Yes, from pictures I have found this looks identical to the KG286 (which came out about 1996?). The fork looks like an older version - I've seen something similar on a KG171. At first I thought that the seller was confused about the model, but it does have a KG191 sticker (can just be seen in the shot of the BB). The guy I bought it off got the frame new when the local importer of Look went bust, he thinks it was mid/late 1990s which would fit. 

The more modern stem was added recently by the last owner I think as he got older and less flexible, with an adaptor since it used to have a 1" steerer quill stem. I'll put a more period correct stem back on.

Mark.


----------



## Dave Hickey (Jan 27, 2002)

MBNZ said:


> Thanks Dave,
> 
> Yes, from pictures I have found this looks identical to the KG286 (which came out about 1996?). The fork looks like an older version - I've seen something similar on a KG171. At first I thought that the seller was confused about the model, but it does have a KG191 sticker (can just be seen in the shot of the BB). The guy I bought it off got the frame new when the local importer of Look went bust, he thinks it was mid/late 1990s which would fit.
> 
> ...


I find the KG 191 model number odd...I think that's what throwing me off. There were no other models with a "91" designation.. There was a 186, 286, 386, and 486.. that look like your frame. The KG96, 196, 296, 396.496 were monobloc track/TT frames..

I'll keep digging...You have a very unique, very cool frame....enjoy it


----------



## MBNZ (Apr 9, 2008)

I agree, it does seem to be odd.

Here is a closeup of the model decal and serial number (A121C5). Is there a logical system to Look serial numbers?

I'm tempted to build it up as a TT/Tri bike with bullhorns/aerobars, and to keep up the carbon theme would look good with some trispokes or similar...

Thanks,

Mark.


----------



## bwana (Feb 4, 2005)

Maybe its just me, but it looks like a late 90s OCLV Trek.


----------



## MBNZ (Apr 9, 2008)

Finally got around to building it up...... I put it together as a Tri/TT bike with a random set of components, some new, some used. New 10spd DA shifters, Ultegra FD, RD, cluster, chain, Profile T2+ Aerobars, used 105 cranks, brakes, DA headset, Easton handlebar. 

Current wheels are just some [email protected] Alex things that came off my son's bike when we upgraded its wheels.
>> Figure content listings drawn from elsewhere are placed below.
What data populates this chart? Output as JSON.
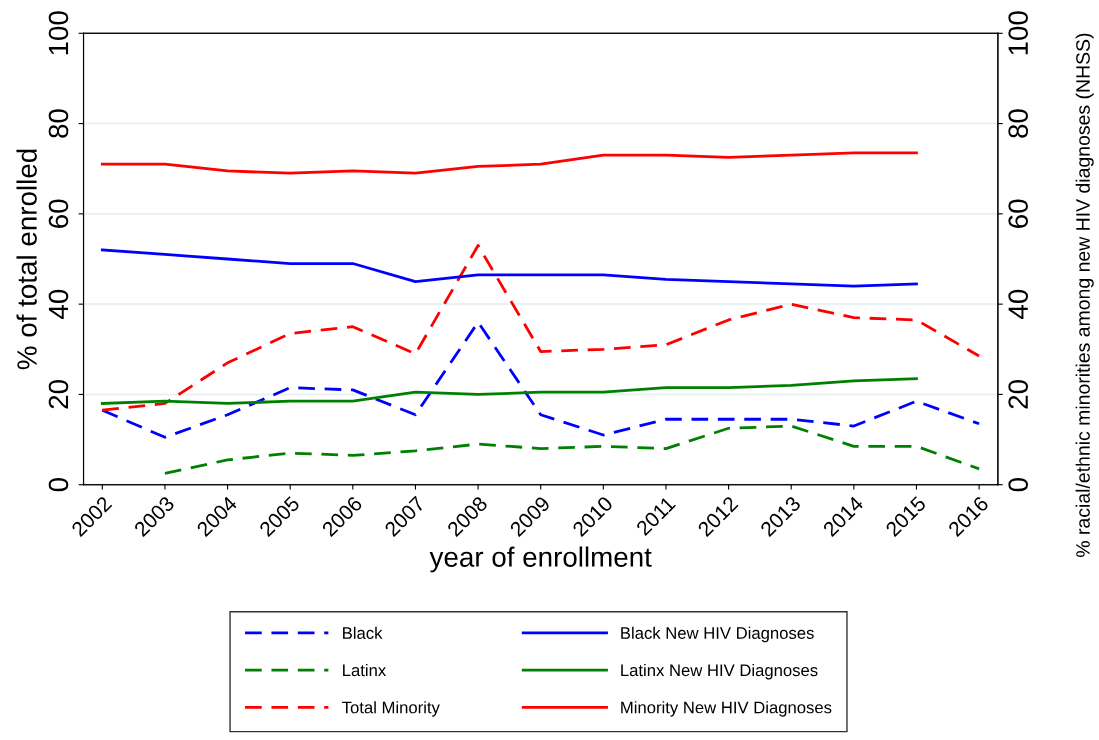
{
  "chart_data": {
    "type": "line",
    "xlabel": "year of enrollment",
    "ylabel": "% of total enrolled",
    "y2label": "% racial/ethnic minorities among new HIV diagnoses (NHSS)",
    "categories": [
      "2002",
      "2003",
      "2004",
      "2005",
      "2006",
      "2007",
      "2008",
      "2009",
      "2010",
      "2011",
      "2012",
      "2013",
      "2014",
      "2015",
      "2016"
    ],
    "series": [
      {
        "name": "Black",
        "color": "#0000ff",
        "line_style": "dashed",
        "values": [
          16.5,
          10.5,
          15.5,
          21.5,
          21,
          15.5,
          36,
          15.5,
          11,
          14.5,
          14.5,
          14.5,
          13,
          18.5,
          13.5
        ]
      },
      {
        "name": "Black New HIV Diagnoses",
        "color": "#0000ff",
        "line_style": "solid",
        "axis": "y2",
        "values": [
          52,
          51,
          50,
          49,
          49,
          45,
          46.5,
          46.5,
          46.5,
          45.5,
          45,
          44.5,
          44,
          44.5,
          null
        ]
      },
      {
        "name": "Latinx",
        "color": "#008000",
        "line_style": "dashed",
        "values": [
          null,
          2.5,
          5.5,
          7,
          6.5,
          7.5,
          9,
          8,
          8.5,
          8,
          12.5,
          13,
          8.5,
          8.5,
          3.5
        ]
      },
      {
        "name": "Latinx New HIV Diagnoses",
        "color": "#008000",
        "line_style": "solid",
        "axis": "y2",
        "values": [
          18,
          18.5,
          18,
          18.5,
          18.5,
          20.5,
          20,
          20.5,
          20.5,
          21.5,
          21.5,
          22,
          23,
          23.5,
          null
        ]
      },
      {
        "name": "Total Minority",
        "color": "#ff0000",
        "line_style": "dashed",
        "values": [
          16.5,
          18,
          27,
          33.5,
          35,
          29,
          53,
          29.5,
          30,
          31,
          36.5,
          40,
          37,
          36.5,
          28.5
        ]
      },
      {
        "name": "Minority New HIV Diagnoses",
        "color": "#ff0000",
        "line_style": "solid",
        "axis": "y2",
        "values": [
          71,
          71,
          69.5,
          69,
          69.5,
          69,
          70.5,
          71,
          73,
          73,
          72.5,
          73,
          73.5,
          73.5,
          null
        ]
      }
    ],
    "ylim": [
      0,
      100
    ],
    "yticks": [
      0,
      20,
      40,
      60,
      80,
      100
    ],
    "y2lim": [
      0,
      100
    ],
    "y2ticks": [
      0,
      20,
      40,
      60,
      80,
      100
    ],
    "grid": "y",
    "legend": "bottom",
    "marker": "none"
  }
}
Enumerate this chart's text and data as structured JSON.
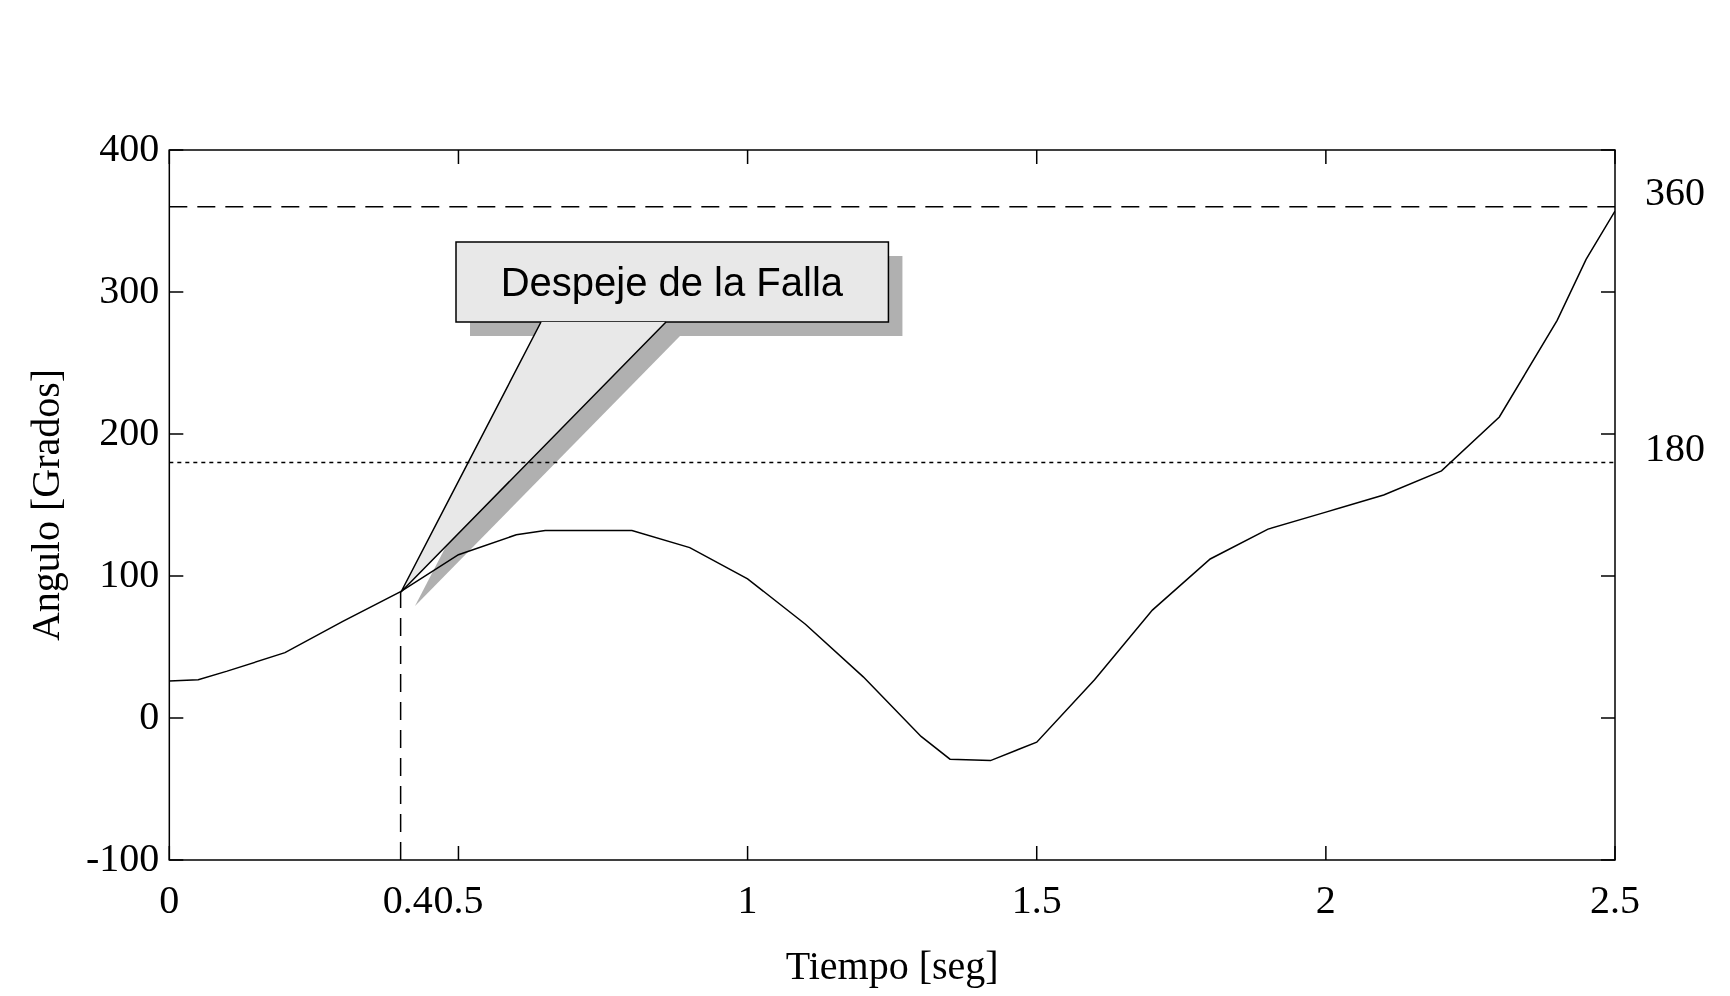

Will put better wheels on from my race bike when I want to use it in anger... Still working out my best position, but at least with the funky Look 3 position seatpost and the amount of adjustability of the T2+ Aerobars I've got plenty of options. 

Rides nicely... needs a rear disk or some trispokes though!


----------



## vxpro (Apr 4, 2008)

Here's what you need.


----------



## MBNZ (Apr 9, 2008)

vxpro said:


> Here's what you need.


YEAH! Even the colour matches....


----------



## High Gear (Mar 9, 2002)

E-mail LOOK France.


----------



## Juanjo Arias (Sep 7, 2008)

Hello,

I have got one of this frames. This frame is 12 years old, yes, look KG 191, carbon HR, 1.4Kg aprox and 450 gr the fork. The fork is identical to the fork found in KG171 (tubular frame).

My complete bike weight is 9.1Kg with Ksyrium Elite and Ultegra (2006).

It is a frame very stable, maybe is caused for the 102.5cm between wheel axis.

My serial number is 59A360L5.

I like Trek Madone 5.2 but I ride over the look another 2 or 3 years.


----------



## MBNZ (Apr 9, 2008)

Thanks Juanjo.

Do you have any pictures of your bike?

Mark.


----------



## Juanjo Arias (Sep 7, 2008)

Here you are.

I'll take a shot at direct sunlight if you want.

Saludos.


----------



## kiwisimon (Oct 30, 2002)

found this picture in the japanese threads sorry its small. they were saying this bike came with ergo seat and sten. Carbon fork


----------